Strange but True Foreign Purchases of JGBs Have Matched Japanese Purchases of Foreign Bonds Over the Last 6 Years


How Fed Tightening and the Flattening of the Curve Upset the Asian Apple Cart

The Asian insurers’ strategy hinged in large part on an upward sloping U.S. curve—it was part of a global search for “steepness.” Borrowing (hedging) short and lending (or investing) long only works if there is a term premium.

And, well, there isn’t anymore.

That poses a problem for the Asian insurers.

Some have responded by buying U.S. bonds unhedged.

Others have scaled back their hedging as it became difficult to make a return (at least a large return) on a fully hedged book. Taiwan’s insurers and Nippon life for example.

And others have been taking more credit risk, emulating, in a sense, the strategy of “Nochu”—a Japanese cooperative bank for fishers and farmers that has become the world’s largest source of demand for collateralized loan obligations (which have a floating interest rate). Nochu generally buys on a hedged basis, and with floating rate obligations, it isn’t taking on a duration mismatch—it is just taking on credit risk, and the risk that it might face a state of the world where it cannot rollover its hedges.**

That all feels similar to what European banks were doing prior to the global financial crisis. Back then European banks were running up their holdings of dollar securities. Those holdings were “funded” by taking in short-term dollars—whether by collecting dollar deposits from the world’s big central banks, selling short-term paper to U.S. money market funds, or swapping euros for dollars in the cross-currency swap market. And they kept buying even as the curve flattened.

The banks were then left doubly exposed when conditions turned. They needed short-term funding, which they couldn’t get. And the value of the long-term assets that they had bought with their short-term funds was plummeting, so they also needed capital. Especially as the market for complex mortgage backed securities dried up, so the banks really couldn’t sell their assets into the market easily. They needed to be able to ride out the worst of the crisis…something that they could do only through a combination of central bank dollar funding (direct from the Fed, and through the famous swap lines) and the willingness (at the time) of European governments to inject capital into their banking system.*

Asian insurers are actually now taking on those risks plus a certain amount of outright currency risk—those insurers that have reduced their hedge ratio would take losses if their home currencies ever were to appreciate against the dollar. They consequently would need to rollover the hedged part of their book even as they were taking losses on their unhedged book that reduces their capital.

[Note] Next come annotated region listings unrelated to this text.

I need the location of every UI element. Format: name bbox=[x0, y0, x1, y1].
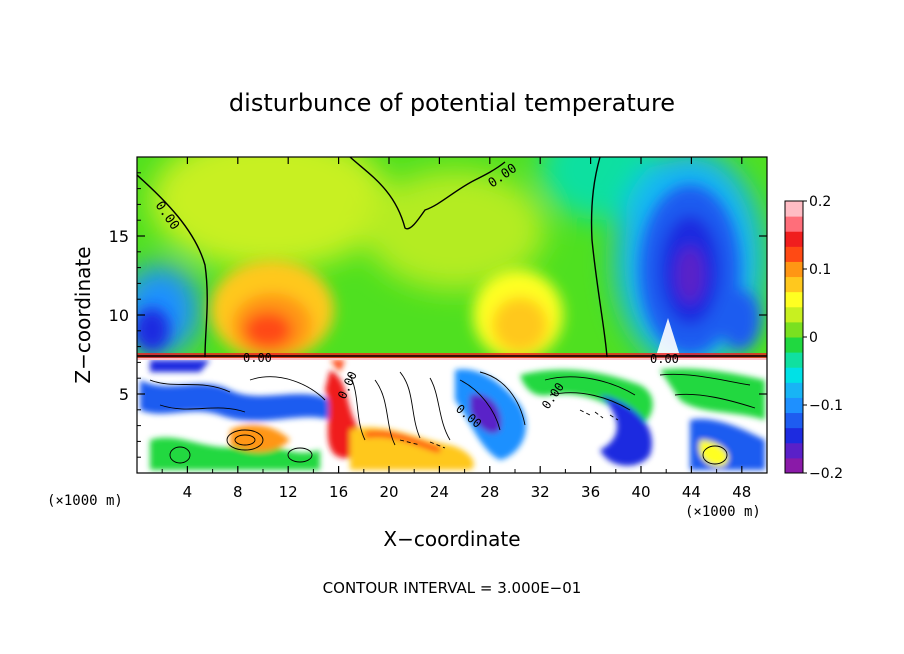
lower-field-anomalies bbox=[140, 360, 765, 470]
upper-field-cores bbox=[137, 185, 760, 360]
colorbar-swatch bbox=[785, 246, 803, 262]
colorbar-tick-label: −0.2 bbox=[809, 466, 843, 482]
x-tick-label: 24 bbox=[430, 483, 449, 501]
x-tick-label: 32 bbox=[531, 483, 550, 501]
colorbar-swatch bbox=[785, 306, 803, 323]
chart-title: disturbunce of potential temperature bbox=[229, 89, 675, 117]
x-axis-label: X−coordinate bbox=[383, 527, 520, 551]
x-tick-label: 8 bbox=[233, 483, 243, 501]
colorbar-swatch bbox=[785, 397, 803, 414]
contour-label: 0.00 bbox=[650, 352, 679, 366]
x-tick-label: 12 bbox=[279, 483, 298, 501]
contour-label: 0.00 bbox=[243, 351, 272, 365]
colorbar-tick-label: 0.2 bbox=[809, 194, 831, 210]
colorbar-swatch bbox=[785, 352, 803, 368]
colorbar-tick-label: 0.1 bbox=[809, 262, 831, 278]
colorbar-swatch bbox=[785, 321, 803, 338]
colorbar-swatch bbox=[785, 412, 803, 429]
x-tick-label: 16 bbox=[329, 483, 348, 501]
x-tick-label: 36 bbox=[581, 483, 600, 501]
upper-field-anomalies bbox=[137, 157, 765, 370]
x-tick-label: 4 bbox=[183, 483, 193, 501]
colorbar-swatch bbox=[785, 231, 803, 247]
x-axis-ticks: 4 8 12 16 20 24 28 32 36 40 44 48 bbox=[161, 157, 751, 501]
colorbar-ticks: 0.2 0.1 0 −0.1 −0.2 bbox=[803, 194, 843, 482]
colorbar bbox=[785, 201, 803, 474]
colorbar-swatch bbox=[785, 276, 803, 293]
x-unit-right: (×1000 m) bbox=[685, 504, 761, 520]
colorbar-swatch bbox=[785, 291, 803, 308]
y-axis-ticks: 5 10 15 bbox=[109, 172, 767, 458]
y-tick-label: 15 bbox=[109, 227, 129, 246]
colorbar-tick-label: 0 bbox=[809, 330, 818, 346]
colorbar-swatch bbox=[785, 216, 803, 232]
contour-interval-note: CONTOUR INTERVAL = 3.000E−01 bbox=[323, 579, 582, 597]
x-tick-label: 44 bbox=[682, 483, 701, 501]
plot-area: 0.00 0.00 0.00 0.00 0.00 0.00 0.00 bbox=[137, 157, 767, 473]
colorbar-swatch bbox=[785, 427, 803, 444]
colorbar-swatch bbox=[785, 442, 803, 459]
colorbar-swatch bbox=[785, 337, 803, 353]
x-tick-label: 48 bbox=[732, 483, 751, 501]
zero-contours bbox=[137, 157, 767, 358]
y-tick-label: 5 bbox=[119, 385, 129, 404]
x-unit-left: (×1000 m) bbox=[47, 493, 123, 509]
y-tick-label: 10 bbox=[109, 306, 129, 325]
colorbar-swatch bbox=[785, 382, 803, 398]
upper-cold-peak bbox=[656, 318, 680, 356]
lower-contours bbox=[149, 371, 756, 465]
colorbar-tick-label: −0.1 bbox=[809, 398, 843, 414]
x-tick-label: 40 bbox=[631, 483, 650, 501]
x-tick-label: 28 bbox=[480, 483, 499, 501]
colorbar-swatch bbox=[785, 261, 803, 278]
colorbar-swatch bbox=[785, 201, 803, 217]
colorbar-swatch bbox=[785, 367, 803, 383]
colorbar-swatch bbox=[785, 457, 803, 474]
y-axis-label: Z−coordinate bbox=[71, 246, 95, 383]
x-tick-label: 20 bbox=[379, 483, 398, 501]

The Financial Stability Risks Are Fairly Obvious

It isn’t that hard to figure out that Asia’s insurers are taking on a new set of risks as the size of their foreign bond portfolio rises. But domestic regulators in the “source” country are conflicted. Their insurers would face an immediate problem with their income if they were not able to buy foreign bonds. In fact, in Taiwan, it is a bit worse than this—the regulators have allowed the insurers to hedge less as the cost of hedging increased to help the insurers keep their income up. And in Taiwan’s case, the “equilibrium” is one where the insurers need to keep adding to their risk to keep the game going, as the Taiwan dollar likely would appreciate without the unhedged outflow from the insurers. At least absent of intervention by the Central Bank of the Republic of China (Taipei).

So I hope the global regulators in the countries that are the destination for these flows are also taking notice.

 

* That said, in one sense, the Asian insurers aren’t analogous to European banks. Europe didn’t hold that many reserves going into the crisis, while most Asian countries aren’t short reserves. That means their central bank could be the dollar lender of last resort (or hedge counterparty of last resort) to their insurers even without the help of the Fed and its famous swaps lines.

** Concentrated Ambiguity provided an excellent, highly detailed overview of Asian institutional demand for U.S. bonds in a post last summer.